You Can't Go Home Again

Through this recital George and Margaret had stood transfixed, a look of horror on their faces, but Mrs. Flood did not notice them. She stood now looking down at Amelia’s tombstone, her lips puckered thoughtfully, and after a little while she said:

“I don’t know when I’ve thought of Amelia and John Webber—both of ‘em dead and in their graves through all these years. She lies here, and he’s all alone in his own lot over there on the other side of town, and that old trouble that they had seems very far away. You know,” she said, looking up and speaking with a tone of deep conviction, “I believe that they have joined each other and are reconciled and happy. I believe I’ll meet them some day in a Higher Sphere, along with all my other friends—all happy, and all leading a new life.”

She was silent for a moment, and then, with a movement of strong decision, she turned away and looked out towards the town, where the lights were now burning hard and bright and steady in the dusk.

“Come, now!” she cried briskly and cheerfully. “It’s time we were goin’ home! It’s gettin’ dark!”

The three of them walked in silence down the slope towards the waiting car. As they came up to it and were about to get in, Mrs. Flood stopped and laid her hand on George’s shoulder in a warm and easy gesture.

“Young man,” she said, “I’ve been a long time livin’ on this earth, and as the fellow says, the world do move! You’ve got your life ahead of you, and lots to learn and many things to do—but let me tell you somethin’, boy!” and all at once she looked at him in a straight and deadly fashion. “Go out and see the world and get your fill of wanderin’,” she cried, “and then come back and tell me if you’ve found a better place than home! I’ve seen great changes in my time, and I’ll see more before I die. There are great things yet in store for us—great progress, great inventions—it will all come true. Perhaps I’ll not live to see it, but you will! We’ve got a fine town here, and fine people to make it go—and we’re not done yet. I’ve seen it all grow up out of a country village—and some day we will have a great city here.”

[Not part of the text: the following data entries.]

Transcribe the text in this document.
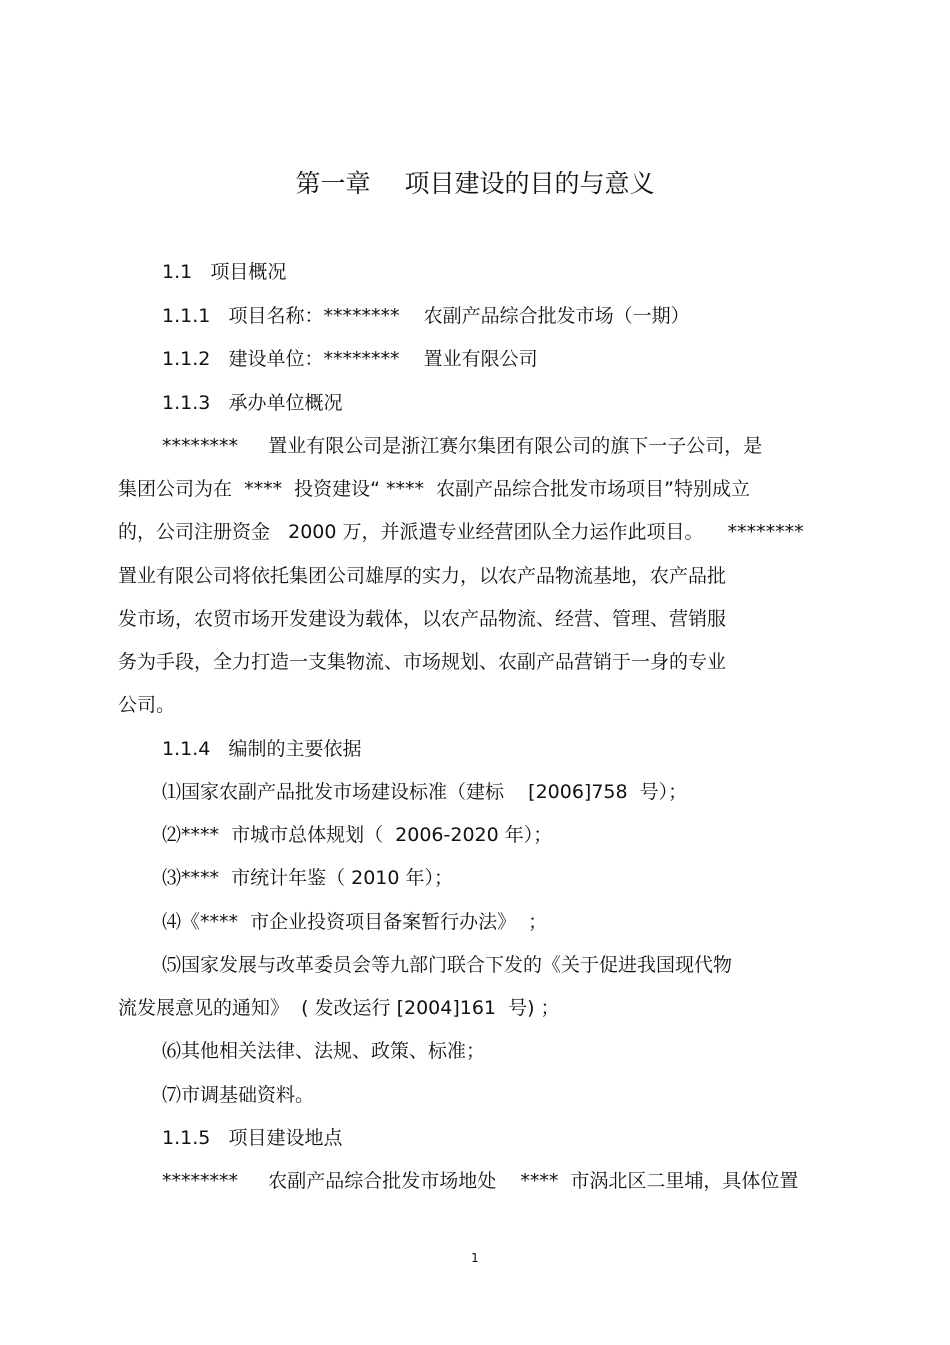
第一章 项目建设的目的与意义
1.1   项目概况
1.1.1   项目名称：********    农副产品综合批发市场（一期）
1.1.2   建设单位：********    置业有限公司
1.1.3   承办单位概况
********     置业有限公司是浙江赛尔集团有限公司的旗下一子公司，是
集团公司为在  ****  投资建设“ ****  农副产品综合批发市场项目”特别成立
的，公司注册资金   2000 万，并派遣专业经营团队全力运作此项目。    ********
置业有限公司将依托集团公司雄厚的实力，以农产品物流基地，农产品批
发市场，农贸市场开发建设为载体，以农产品物流、经营、管理、营销服
务为手段，全力打造一支集物流、市场规划、农副产品营销于一身的专业
公司。
1.1.4   编制的主要依据
⑴国家农副产品批发市场建设标准（建标    [2006]758  号）；
⑵****  市城市总体规划（  2006-2020 年）；
⑶****  市统计年鉴（ 2010 年）；
⑷《****  市企业投资项目备案暂行办法》  ；
⑸国家发展与改革委员会等九部门联合下发的《关于促进我国现代物
流发展意见的通知》  ( 发改运行 [2004]161  号) ；
⑹其他相关法律、法规、政策、标准；
⑺市调基础资料。
1.1.5   项目建设地点
********     农副产品综合批发市场地处    ****  市涡北区二里埔，具体位置
1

She waited an instant as if she expected him to answer and corroborate her judgment, and when he merely nodded to show that he had heard her, she took it for agreement and went on:

“Your Aunt Maw always hoped that you’d come home again. And you will!” she said. “There’s no better or more beautiful place on earth than in these mountains—and some day you’ll come home again to stay.”





7. Boom Town


During the week that followed Aunt Maw’s funeral George renewed his acquaintance with his home town, and it was a disconcerting experience. The sleepy little mountain village in which he had grown up—for it had been hardly more than that then—was now changed almost beyond recognition. The very streets that he had known so well, and had remembered through the years in their familiar aspect of early-afternoon emptiness and drowsy lethargy, were now foaming with life, crowded with expensive traffic, filled with new faces he had never seen before. Occasionally he saw somebody that he knew, and in the strangeness of it all they seemed to him like lights shining in the darkness of a lonely coast.

But what he noticed chiefly—and once he observed it he began watching for it, and it was always there—was the look on the people’s faces. It puzzled him, and frightened him, and when he tried to find a word to describe it, the only thing he could think of was—madness. The nervous, excited glitter in the eyes seemed to belong to nothing else but madness. The faces of natives and strangers alike appeared to be animated by some secret and unholy glee. And their bodies, as they darted, dodged, and thrust their way along, seemed to have a kind of leaping energy as if some powerful drug was driving them on. They gave him the impression of an entire population that was drunk—drunk with an intoxication which never made them weary, dead, or sodden, and which never wore of, but which incited them constantly to new efforts of leaping and thrusting exuberance.

The people he had known all his life cried out to him along the streets, seizing his hand and shaking it, and saying: “Hi, there, boy! Glad to see you home again! Going to be with us for a while now? Good! I’ll be seeing you! I’ve got to go on now—got to meet a fellow down the street to sign some papers! Good to see you, boy!” Then, having uttered this tempestuous greeting without a pause and without the loss of a stride, pulling and dragging him along with them ‘as they wrung his hand, they vanished.